第5話 チンピラちゃんとお風呂に入りました。
『あ、忘れてたわ…』
カイラはバスタオルを巻き直した。
ご飯を食べさせたあと
カイラはレットを引きずって大浴場にやってきていた。
あまりにも汚れていたからだ。
ざりざりと、チンピラのぼーず頭を洗ってやりながら、カイラは大切なことを思い出した。
『このこ、女の子だった…』
そしてカイラは男の娘だった。
『まっいっか。』
ざぱーっとチンピラの頭にお湯をかけると、カイラは細かいことは忘れることにした。
十中八九、いけない成分に脳をおかされているチンピラは、そもそも目の焦点があっていない。
カイラはオリバーに頼まれた通りに、チンピラに、外から見える場所以外に彫り物がないかを確認した。

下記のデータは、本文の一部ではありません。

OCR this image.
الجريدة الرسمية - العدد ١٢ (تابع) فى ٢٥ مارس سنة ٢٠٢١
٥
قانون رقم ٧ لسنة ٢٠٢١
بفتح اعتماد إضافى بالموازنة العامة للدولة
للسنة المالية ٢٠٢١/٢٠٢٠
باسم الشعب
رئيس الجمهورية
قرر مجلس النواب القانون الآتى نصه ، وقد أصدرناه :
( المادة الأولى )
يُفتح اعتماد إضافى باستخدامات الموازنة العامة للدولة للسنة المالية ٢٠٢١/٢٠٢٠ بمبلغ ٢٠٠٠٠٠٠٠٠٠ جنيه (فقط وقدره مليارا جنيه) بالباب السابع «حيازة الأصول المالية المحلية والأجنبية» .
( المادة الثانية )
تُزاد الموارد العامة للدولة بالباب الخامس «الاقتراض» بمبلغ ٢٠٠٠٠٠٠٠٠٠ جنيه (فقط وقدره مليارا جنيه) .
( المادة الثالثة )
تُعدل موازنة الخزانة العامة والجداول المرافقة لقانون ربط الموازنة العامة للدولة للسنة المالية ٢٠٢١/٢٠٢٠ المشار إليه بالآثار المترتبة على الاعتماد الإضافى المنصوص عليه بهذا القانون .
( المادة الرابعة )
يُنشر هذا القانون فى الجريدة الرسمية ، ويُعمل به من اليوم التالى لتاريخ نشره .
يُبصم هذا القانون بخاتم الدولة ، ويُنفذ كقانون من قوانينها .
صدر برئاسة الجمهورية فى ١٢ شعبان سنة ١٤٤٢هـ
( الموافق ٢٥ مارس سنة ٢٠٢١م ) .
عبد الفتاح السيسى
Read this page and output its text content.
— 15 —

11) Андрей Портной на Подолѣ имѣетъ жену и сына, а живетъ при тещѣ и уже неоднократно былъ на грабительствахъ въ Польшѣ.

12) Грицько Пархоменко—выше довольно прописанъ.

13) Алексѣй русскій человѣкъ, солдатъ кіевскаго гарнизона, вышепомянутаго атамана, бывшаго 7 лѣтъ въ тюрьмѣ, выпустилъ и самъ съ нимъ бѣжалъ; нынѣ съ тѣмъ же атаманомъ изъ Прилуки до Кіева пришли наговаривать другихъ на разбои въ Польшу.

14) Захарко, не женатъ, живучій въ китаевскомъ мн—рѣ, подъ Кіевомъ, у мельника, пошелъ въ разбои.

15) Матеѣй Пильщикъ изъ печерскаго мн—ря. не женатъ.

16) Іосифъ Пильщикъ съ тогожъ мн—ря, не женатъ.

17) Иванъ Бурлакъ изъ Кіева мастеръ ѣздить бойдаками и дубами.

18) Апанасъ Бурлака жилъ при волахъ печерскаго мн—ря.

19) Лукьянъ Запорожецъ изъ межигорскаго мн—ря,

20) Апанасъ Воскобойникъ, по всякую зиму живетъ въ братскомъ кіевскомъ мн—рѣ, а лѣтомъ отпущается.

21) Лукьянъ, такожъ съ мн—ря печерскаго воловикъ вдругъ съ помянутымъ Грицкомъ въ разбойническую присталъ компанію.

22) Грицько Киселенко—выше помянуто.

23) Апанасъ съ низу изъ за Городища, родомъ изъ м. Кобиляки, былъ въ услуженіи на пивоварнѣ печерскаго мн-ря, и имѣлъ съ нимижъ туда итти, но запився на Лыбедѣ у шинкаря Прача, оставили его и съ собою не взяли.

肩に一ヶ所、耳の後ろに一ヶ所、脇腹に一ヶ所、彫り物があった。
カイラはそれをじっとみた。
ほんのりと光るそれは、明らかに良くないものだった。
三ヶ所でワンセットなのか、一つ一つが独立しているのかはわかりかねたが、
スカーレットの異常な思考力の低下と
無関係とは思えなかった。
『これはおしゃれなの?いたくなかった?』
『めっちゃ痛かったよ。』
『あらあら?』
『でも、指を詰めるよりは痛くないかなって。』
『え?なんか、これ、ばつなの?』
『わかんない…けど、なんか、一目おかれるんだ。』
『一目おかれる…。』
頭をゆらゆらゆらしながら、スカーレットは頷いた。
『でもやっぱし、自力じゃないから、かっこわりーんだけど。
』
『自力じゃない?』
『だせえから。』
『惰性?ダサい?』
『あたまわりーし、けんかよえーし、カッコ悪い。』
『そんなこと…』
『おじょーだからって言われるのもカッコ悪い。』
『そっか。』
『おっさんと親戚なのもカッコ悪い。』
『おっさん?』
『お城にいる…』
『あ、公爵様ね。なかなかナイスなミドルだと思うけど…』
『ねーちゃんは、ああいうのが、好きなの?』
『うーん。私の好みとは違うけど…紳士よね?』
『わかんない。』
『んー。レットは好きな子はいるの?』
『え?えへ?い、いないよ?』
『あらあら、どんな子なの?』
カイラは、オリバーに渡された入浴剤を入れた湯船にレットを突っ込み、自分も入るとガールズトークに花を咲かせた。
チンピラの刺青は、淡く青い光を放っていた。